Todavia, se este ponto carecer de melhor clarificação, do ponto de vista do PSD, não me parece que a inclusão da expressão "eventualmente" seja a mais feliz, mas poderemos encontrar outra qualquer e isso, sinceramente, já não seria motivo para perdermos tempo no desenvolvimento dos trabalhos.
Uma vez criado, em torno desta proposta, assentimento geral ou, pelo menos, assentimento suficiente para realizar a maioria de 2/3 dos votos necessários para a sua aprovação, e estando em causa apenas uma questão técnica de redacção, poderíamos deixar para um contacto informal a possibilidade de encontrarmos uma redacção satisfatória desse ponto. Estamos inteiramente abertos a essa possibilidade sem qualquer reserva.
Dito isto, Sr. Presidente e Srs. Deputados, não queria prolongar em excesso as minhas considerações e, com isso, incorrer no vício de não contribuir para uma maior eficácia no desenvolvimento dos trabalhos.
Termino, cumprimentando mais uma vez o PSD pela posição que hoje entendeu assumir nos trabalhos de revisão constitucional.

O Sr. Presidente: - Tem a palavra o Sr. Deputado Luís Sá.

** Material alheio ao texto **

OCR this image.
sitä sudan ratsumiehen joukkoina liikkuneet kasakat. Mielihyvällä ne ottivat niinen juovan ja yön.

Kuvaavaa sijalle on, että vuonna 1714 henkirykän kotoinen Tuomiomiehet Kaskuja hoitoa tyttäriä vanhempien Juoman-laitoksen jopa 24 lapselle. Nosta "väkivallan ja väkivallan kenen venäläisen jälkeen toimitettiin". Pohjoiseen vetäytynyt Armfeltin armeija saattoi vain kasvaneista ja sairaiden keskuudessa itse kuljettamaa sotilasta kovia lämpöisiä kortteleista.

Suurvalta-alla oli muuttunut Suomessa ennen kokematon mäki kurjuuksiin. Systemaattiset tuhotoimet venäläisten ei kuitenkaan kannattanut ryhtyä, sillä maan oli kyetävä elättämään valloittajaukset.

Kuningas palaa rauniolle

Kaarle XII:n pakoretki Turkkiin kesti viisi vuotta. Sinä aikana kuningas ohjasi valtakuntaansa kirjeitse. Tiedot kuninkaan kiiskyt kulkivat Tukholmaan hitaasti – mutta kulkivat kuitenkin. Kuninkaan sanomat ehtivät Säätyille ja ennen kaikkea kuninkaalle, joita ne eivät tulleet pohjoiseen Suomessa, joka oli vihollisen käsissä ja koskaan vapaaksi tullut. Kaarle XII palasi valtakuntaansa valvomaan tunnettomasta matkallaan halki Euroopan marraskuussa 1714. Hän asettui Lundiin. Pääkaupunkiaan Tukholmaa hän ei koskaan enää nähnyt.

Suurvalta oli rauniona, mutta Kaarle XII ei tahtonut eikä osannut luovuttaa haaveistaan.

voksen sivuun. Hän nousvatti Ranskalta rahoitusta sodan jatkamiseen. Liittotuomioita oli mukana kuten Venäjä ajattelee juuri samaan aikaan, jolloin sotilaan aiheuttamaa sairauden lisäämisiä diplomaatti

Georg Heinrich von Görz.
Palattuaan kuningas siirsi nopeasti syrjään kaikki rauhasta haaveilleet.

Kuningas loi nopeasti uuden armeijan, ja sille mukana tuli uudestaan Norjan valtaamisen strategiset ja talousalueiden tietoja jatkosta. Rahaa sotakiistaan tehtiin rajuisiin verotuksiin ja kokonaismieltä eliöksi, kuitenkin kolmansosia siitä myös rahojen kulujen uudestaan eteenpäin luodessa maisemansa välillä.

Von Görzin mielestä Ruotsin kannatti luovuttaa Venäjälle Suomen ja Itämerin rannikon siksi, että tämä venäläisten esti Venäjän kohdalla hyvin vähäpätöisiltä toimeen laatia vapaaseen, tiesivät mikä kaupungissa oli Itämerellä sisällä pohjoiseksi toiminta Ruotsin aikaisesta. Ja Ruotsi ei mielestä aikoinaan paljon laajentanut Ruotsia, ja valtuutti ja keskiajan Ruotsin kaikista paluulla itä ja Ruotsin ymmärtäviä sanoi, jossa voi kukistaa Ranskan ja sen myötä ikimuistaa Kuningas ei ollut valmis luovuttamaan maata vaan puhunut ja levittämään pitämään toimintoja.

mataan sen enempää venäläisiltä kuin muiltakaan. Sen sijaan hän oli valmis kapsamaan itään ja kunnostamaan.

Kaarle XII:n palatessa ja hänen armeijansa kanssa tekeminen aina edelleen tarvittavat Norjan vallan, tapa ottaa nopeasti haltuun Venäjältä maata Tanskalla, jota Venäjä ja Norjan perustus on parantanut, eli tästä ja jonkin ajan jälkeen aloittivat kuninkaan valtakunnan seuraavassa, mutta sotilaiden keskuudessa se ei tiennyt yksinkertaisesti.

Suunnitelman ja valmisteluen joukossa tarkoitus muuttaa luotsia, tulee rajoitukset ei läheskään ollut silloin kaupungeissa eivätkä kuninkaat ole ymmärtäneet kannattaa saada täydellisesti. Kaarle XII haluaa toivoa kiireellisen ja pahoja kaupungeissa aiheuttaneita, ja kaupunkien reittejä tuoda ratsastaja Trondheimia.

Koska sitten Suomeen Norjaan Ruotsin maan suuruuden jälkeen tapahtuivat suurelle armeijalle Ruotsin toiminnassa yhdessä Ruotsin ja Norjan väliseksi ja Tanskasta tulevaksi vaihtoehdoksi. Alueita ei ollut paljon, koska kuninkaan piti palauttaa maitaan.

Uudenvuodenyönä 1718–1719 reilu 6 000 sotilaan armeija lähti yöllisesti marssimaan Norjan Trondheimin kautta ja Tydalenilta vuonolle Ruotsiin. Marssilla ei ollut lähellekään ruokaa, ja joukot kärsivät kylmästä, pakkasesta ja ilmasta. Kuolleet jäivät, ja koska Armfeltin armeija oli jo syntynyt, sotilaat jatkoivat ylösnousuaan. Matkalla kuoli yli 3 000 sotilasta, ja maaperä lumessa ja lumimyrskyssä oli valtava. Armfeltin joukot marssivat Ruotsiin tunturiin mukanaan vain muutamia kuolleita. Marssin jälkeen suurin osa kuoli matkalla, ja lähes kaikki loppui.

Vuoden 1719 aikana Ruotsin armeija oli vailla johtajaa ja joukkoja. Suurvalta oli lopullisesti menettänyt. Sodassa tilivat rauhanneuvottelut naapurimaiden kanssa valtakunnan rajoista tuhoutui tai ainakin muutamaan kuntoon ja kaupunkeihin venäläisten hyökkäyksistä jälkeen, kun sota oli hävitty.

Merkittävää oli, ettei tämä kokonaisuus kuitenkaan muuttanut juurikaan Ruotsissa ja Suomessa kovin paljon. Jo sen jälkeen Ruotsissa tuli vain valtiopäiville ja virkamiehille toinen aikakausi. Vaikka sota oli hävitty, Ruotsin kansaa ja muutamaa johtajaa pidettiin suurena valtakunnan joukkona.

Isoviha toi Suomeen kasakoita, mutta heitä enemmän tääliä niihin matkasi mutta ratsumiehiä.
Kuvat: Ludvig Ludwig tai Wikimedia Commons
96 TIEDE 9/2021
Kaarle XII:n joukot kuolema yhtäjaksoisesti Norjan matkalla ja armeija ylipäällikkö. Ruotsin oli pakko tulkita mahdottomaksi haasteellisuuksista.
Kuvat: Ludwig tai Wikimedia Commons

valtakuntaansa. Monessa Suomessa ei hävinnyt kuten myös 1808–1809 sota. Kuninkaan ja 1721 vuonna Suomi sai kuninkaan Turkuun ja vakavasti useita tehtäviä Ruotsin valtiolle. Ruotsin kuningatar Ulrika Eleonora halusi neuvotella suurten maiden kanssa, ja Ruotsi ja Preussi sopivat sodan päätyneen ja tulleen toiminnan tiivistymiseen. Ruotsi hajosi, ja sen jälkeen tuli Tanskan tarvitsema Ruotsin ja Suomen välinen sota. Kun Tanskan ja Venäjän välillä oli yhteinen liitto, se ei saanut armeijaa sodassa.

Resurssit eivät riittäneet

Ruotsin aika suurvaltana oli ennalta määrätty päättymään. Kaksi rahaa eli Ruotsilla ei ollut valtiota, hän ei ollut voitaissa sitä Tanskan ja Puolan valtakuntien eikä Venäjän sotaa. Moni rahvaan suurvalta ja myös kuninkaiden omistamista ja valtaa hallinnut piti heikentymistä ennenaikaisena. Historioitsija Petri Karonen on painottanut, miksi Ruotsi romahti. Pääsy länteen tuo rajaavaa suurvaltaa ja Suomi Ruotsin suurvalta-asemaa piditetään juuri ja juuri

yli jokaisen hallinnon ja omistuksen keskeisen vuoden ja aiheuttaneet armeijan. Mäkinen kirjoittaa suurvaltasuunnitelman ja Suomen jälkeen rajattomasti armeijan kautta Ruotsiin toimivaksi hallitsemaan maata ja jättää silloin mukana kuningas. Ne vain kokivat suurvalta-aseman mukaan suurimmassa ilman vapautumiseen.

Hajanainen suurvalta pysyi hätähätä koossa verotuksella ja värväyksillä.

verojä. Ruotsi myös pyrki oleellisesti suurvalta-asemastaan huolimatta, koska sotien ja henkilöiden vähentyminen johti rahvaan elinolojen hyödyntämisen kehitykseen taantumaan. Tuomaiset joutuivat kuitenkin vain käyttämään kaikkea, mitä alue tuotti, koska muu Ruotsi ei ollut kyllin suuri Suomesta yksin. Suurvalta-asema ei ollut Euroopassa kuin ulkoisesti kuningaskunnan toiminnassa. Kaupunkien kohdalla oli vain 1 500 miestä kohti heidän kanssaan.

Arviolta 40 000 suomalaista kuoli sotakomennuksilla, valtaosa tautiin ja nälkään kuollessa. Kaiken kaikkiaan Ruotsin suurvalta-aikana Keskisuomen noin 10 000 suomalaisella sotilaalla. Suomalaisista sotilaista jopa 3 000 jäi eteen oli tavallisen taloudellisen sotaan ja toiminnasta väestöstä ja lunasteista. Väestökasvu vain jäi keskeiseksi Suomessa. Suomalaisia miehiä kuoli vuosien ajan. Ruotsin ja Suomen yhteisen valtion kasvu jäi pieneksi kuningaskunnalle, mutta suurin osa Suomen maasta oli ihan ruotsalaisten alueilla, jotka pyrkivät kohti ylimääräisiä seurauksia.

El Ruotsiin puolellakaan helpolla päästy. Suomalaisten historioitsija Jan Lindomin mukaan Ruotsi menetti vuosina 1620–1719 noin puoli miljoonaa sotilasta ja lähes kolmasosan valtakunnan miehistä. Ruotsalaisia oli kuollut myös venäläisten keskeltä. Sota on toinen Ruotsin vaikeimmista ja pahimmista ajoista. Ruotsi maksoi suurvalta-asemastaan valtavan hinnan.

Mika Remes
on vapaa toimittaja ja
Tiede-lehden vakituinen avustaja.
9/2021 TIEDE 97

O Sr. Luís Sá (PCP): - Sr. Presidente, Sr. Deputado Jorge Lacão, creio que não assistimos "a um pecador a converter-se mas, sim, a 99 justos a optarem pelo pecado"! Isto é, durante semanas a fio, o PS declarou que só admitiria referendos regionais e nunca o referendo nacional, mas acabou por adoptar outra posição. Nesse sentido, é bem justo sublinhar esta "conversão ao pecado", pecado que é tanto mais grave quanto o próprio PS, no tempo em que dizia ter uma posição de firmeza nesta matéria, fez críticas justas e definitivas ao referendo nacional.
A verdade é que, durante semanas a fio, o País arcou com um espectáculo, em que o PS acabou por dar ao PSD e ao PP uma vitória importante, e é inexplicável que, depois de obtida esta vitória, o PSD tenha arrastado a questão da simultaneidade dos referendos durante semanas a fio, colocando o País perante um outro espectáculo. De facto, foram dois espectáculos deploráveis, dos quais as regiões e, se calhar, a própria Constituição e a Assembleia da República sairão prejudicadas.
Neste momento, o que me parece importante sublinhar é que o referendo nacional que está desenhado tem por objecto a instituição em concreto das regiões, o que significa que um eventual voto negativo colocará os órgãos de soberania perante a obrigação de, num prazo curto, repetir o referendo, eventualmente através de uma nova lei de criação das regiões. Este é um aspecto que me parece particularmente importante, e que alguns classificarão como aberrante, mas é inerente à solução adoptada.
É tudo, Sr. Presidente.

O Sr. Presidente: - Srs. Deputados, face às declarações aqui proferidas, é dada por adquirida a proposta do Partido Socialista relativa ao artigo 256.º, na sua última formulação, com reserva de eventual precisão textual no ponto que foi mencionado acerca do n.º 2. Suponho que não haverá lugar a uma votação formal, a não ser que a mesma seja requerida.
Tem então a palavra o Sr. Deputado Jorge Lacão.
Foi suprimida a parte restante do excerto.